Amidst the edge of your seat, anything goes careening action and adventure, the most surprising and pleasing aspect of Guardians is how richly realized the main characters are. All of the Guardians are broken people (er, and a raccoon, and uh... a Groot...), each nursing trauma, guilt, or regret like raw, open wounds. Certainly nothing can prepare you for the sight of a talking raccoon crying and drunkenly forlorn over existentialism. Equally sweet and touching is the moment Drax pets the weeping Rocket, and Rocket's reaction to something that has never happened to him before. Drax mourns his family and craves vengeance. Gamora has a serious case of sibling rivalry and a profound urge to fight against the nefarious plans of Thanos and Ronan. Groot is as soulful and heroic as a bizarre plant thing that can only utter "I am Groot" can possibly be. Quill is hardly the space hero Luke Skywalker or even Han Solo are, but he is learning, and he wants to save the galaxy for the most logical of reasons: because he's one of the idiots who lives in the galaxy. The Guardians squabble and brawl with one another, but gradually learn to trust each other and see themselves as a misfit family, going even further than the Avengers did as a unit when they assembled to save the Earth.

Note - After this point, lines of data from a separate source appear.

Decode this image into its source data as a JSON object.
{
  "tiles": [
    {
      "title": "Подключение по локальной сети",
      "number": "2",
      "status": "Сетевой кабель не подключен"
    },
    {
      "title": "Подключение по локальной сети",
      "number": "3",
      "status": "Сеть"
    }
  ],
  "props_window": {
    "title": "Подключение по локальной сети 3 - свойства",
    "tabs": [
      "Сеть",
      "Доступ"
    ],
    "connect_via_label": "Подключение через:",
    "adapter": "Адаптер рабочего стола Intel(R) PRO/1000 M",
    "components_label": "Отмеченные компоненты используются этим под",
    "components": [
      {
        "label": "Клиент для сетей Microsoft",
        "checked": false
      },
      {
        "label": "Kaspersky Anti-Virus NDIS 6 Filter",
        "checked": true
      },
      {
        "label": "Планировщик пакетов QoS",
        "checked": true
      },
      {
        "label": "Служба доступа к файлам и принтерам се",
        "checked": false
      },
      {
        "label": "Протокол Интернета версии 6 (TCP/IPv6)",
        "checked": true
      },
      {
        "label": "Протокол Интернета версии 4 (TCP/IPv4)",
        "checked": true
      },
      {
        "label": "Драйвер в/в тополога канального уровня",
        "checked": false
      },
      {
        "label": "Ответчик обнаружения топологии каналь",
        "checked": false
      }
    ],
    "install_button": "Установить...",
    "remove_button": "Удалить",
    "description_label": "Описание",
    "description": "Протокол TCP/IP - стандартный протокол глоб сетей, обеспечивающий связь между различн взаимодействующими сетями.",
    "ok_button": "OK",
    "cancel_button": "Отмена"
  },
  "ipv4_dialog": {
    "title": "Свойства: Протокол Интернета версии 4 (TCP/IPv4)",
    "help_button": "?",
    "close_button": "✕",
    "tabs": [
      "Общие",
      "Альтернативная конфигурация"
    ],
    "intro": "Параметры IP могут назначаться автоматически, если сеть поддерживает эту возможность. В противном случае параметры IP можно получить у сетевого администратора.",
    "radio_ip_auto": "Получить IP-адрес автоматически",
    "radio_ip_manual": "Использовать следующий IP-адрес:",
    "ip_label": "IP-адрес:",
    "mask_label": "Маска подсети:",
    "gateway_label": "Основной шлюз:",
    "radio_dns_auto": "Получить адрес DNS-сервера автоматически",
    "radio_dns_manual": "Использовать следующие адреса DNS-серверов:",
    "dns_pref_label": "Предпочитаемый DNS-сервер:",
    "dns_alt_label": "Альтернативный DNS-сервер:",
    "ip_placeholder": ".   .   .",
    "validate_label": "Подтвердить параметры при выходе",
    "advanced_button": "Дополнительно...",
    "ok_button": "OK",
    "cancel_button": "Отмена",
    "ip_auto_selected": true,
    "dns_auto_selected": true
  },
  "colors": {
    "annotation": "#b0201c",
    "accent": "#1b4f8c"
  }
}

Writer-director James Gunn plays every card in his deck like it's a trump: from the outrageously fitting 1970's soundtrack on cassette tapes so coveted by Star-Lord, to the running jokes of people incredulous at calling Quill "Star-Lord," Drax taking everything literally, and Rocket's claiming he needs various cybernetic appendages of random people amputated for his schemes, to every timely laugh gleaned from Groot saying his one line. Gunn propels the Guardians and the audience to the far-flung corners of the Marvel Universe. We visit the futuristic home world of the Nova Corps, the army of space police lead by Nova Prime (Glenn Close) and captained by Dey (John C. Reilly). We are awed at the sight of Knowhere, a mining colony and wretched hive of scum and villainy housed within the gigantic, hollowed out skull of a long-dead Celestial, one of the Marvel Universe's majestic space gods. We watch a seething, pouty Ronan plot to annihilate an entire world from his fearsome starship, and we pay a brief visit to Sanctuary, the asteroid base of Thanos, seated on his throne, biding his time until he finally takes center stage to threaten all of the Marvel Universe with the Infinity Gauntlet. We even find out whatever happened to that dog the Russians launched into space decades ago. (He doesn't talk like Rocket, or like a certain duck who lives in Knowhere does.)  

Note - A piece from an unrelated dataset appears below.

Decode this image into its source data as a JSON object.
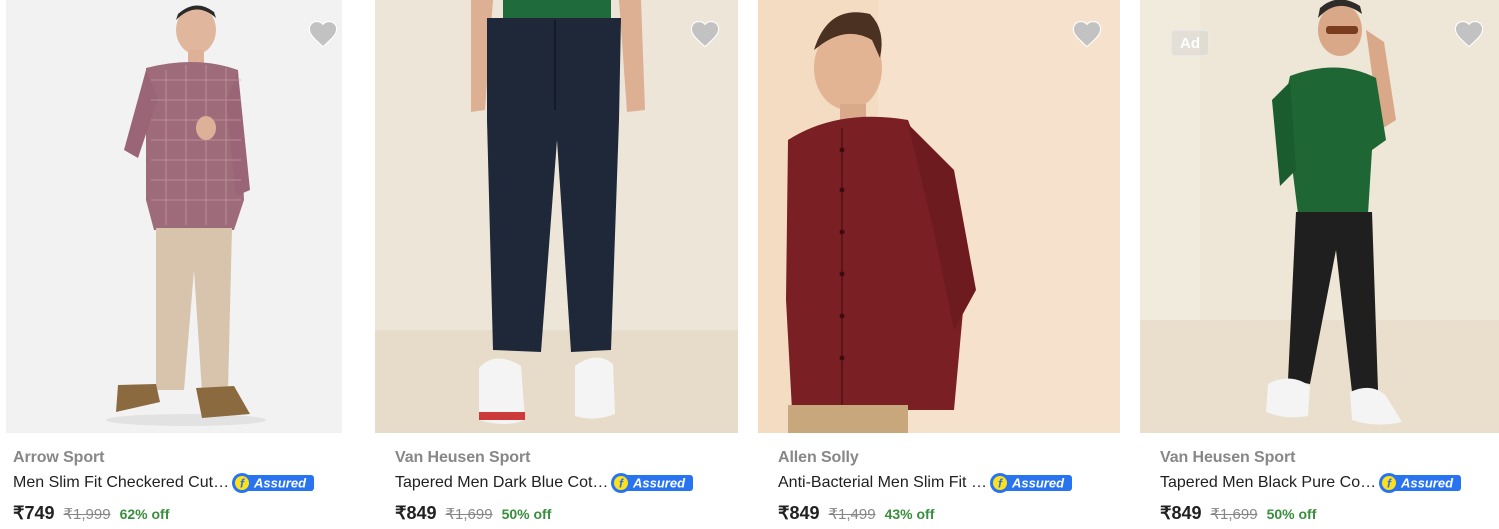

Guardians of the Galaxy is a spectacular triumph for Marvel, a crowd-pleasing, devil-may-care romp though the dangerous waters of Marvel outer space, full of traitors, tyrants, and that loveable talking tree. Five oddball characters borne from Marvel Comics most people have never heard of are now, delightfully, our beloved space heroes for the 21st century. The Guardians of the Galaxy are the bunch of assholes we want watching our backs as our friends and makeshift family. May they save the galaxy over and over in multiple sequels (and maybe in a team up with the Avengers - fingers crossed!) while rocking out to Star-Lord's awesome mix tapes.